The first is a vertical motion, which is subject to acceleration due to gravity, and the second is a horizontal motion, which experiences no acceleration. The figure below places these two motions within a frame of reference, using the y-axis for the vertical motion and the x-axis for the horizontal motion.
Because the two motions are perpendicular, and therefore independent, we can treat them separately and analyze them separately.
Formation of the parabolic trajectory of a projectile
Let us now look at how the accelerated vertical motion and the nonaccelerated horizontal motion superimpose to give the parabolic trajectory of a projectile. The figure below shows the vertical motion on the left and the horizontal motion along the base. Each successive image in both motions occurs after the same periods of time. We now regard the images as time-matched pairs and use them as coordinates to plot the combined motion of the projectile. The figure below shows how this is done.
How to Calculate the velocity of the projectile at different points of its parabola trajectory?
Projectiles are most commonly sent out at some angle to the horizontal. This initial velocity can quite easily be resolved into vertical and horizontal components using trigonometry, as shown in the figure below. Performing this calculation determines the initial velocity in the vertical direction and the initial velocity in the horizontal direction.
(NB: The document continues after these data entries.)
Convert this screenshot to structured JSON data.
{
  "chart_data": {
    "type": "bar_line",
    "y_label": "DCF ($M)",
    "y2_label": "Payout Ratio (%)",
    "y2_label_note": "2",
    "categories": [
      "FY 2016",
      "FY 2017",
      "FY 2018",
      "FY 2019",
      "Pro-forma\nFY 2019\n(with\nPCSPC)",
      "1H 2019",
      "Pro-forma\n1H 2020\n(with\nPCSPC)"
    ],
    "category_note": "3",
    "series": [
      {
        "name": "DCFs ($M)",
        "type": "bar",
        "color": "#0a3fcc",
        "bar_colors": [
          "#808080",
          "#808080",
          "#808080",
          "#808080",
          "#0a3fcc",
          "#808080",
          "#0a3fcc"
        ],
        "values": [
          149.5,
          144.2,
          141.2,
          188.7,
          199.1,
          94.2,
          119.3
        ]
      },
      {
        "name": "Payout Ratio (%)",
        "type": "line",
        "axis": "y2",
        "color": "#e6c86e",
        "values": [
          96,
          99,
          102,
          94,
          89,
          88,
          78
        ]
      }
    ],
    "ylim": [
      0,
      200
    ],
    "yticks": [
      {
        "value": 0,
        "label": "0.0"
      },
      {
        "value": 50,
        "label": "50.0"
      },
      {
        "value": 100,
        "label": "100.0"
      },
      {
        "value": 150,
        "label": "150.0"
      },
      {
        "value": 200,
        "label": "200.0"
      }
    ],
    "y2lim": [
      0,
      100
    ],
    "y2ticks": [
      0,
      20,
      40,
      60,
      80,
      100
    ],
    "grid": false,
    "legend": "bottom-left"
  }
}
The velocity of the projectile at other times during its motion can be found by combining the vertical and horizontal velocities together in vector addition. The figure below shows how this vector addition is performed at a position where the projectile has almost risen to a peak. Notice that the real velocity of the projectile is directed at a tangent to the trajectory.
Give some real-life examples of projectile motion
A projectile is any object that is thrown, dropped, or otherwise launched into the air. This includes such things as a box dropped from a plane, a thrown ball, a struck golf ball, a kicked football, or even a fired bullet or cannonball. For our purposes, however, it does not include a rocket, because the thrust of a rocket continues well into its flight. Projectiles are projected into the air and then left to complete their unpowered flight.
When you throw some object making an angle with the horizontal (angle less than 90 degrees), and it goes off your hand then you are no more applying any force on that object. But there will be a force omnipresent acting on that stone. That is Gravity or Gravitational force applied by the earth. And this force directs vertically downwards pointing to the center of the earth. If gravity was not present that stone would continue to move in a straight line maintaining the same angle with the horizontal plane. But this downward pull of gravity takes it down.
On one hand, that stone tries to maintain a constant velocity along the horizontal as there is no force on it along that direction. On the other hand, it gets a downward pull caused by gravity and faces an acceleration equal to g (acceleration due to gravity). Under these 2 movements, it takes a parabolic path.
Force applied on a projectile and its acceleration
Throughout the flight, the projectile is subject to just one force — the force of gravity, and just one acceleration — acceleration due to gravity, g, or 9.8 m/s^2 downwards near the surface of the Earth.
Two simple rules that govern the projectile motion
- The horizontal motion and vertical motion are independent. They can be analyzed and calculated separately.
- The horizontal velocity is always constant (neglecting the air friction). The vertical motion has a constant acceleration (downward at 9.8 m/s2 at the surface of the Earth) and gravity is the only force acting on the object.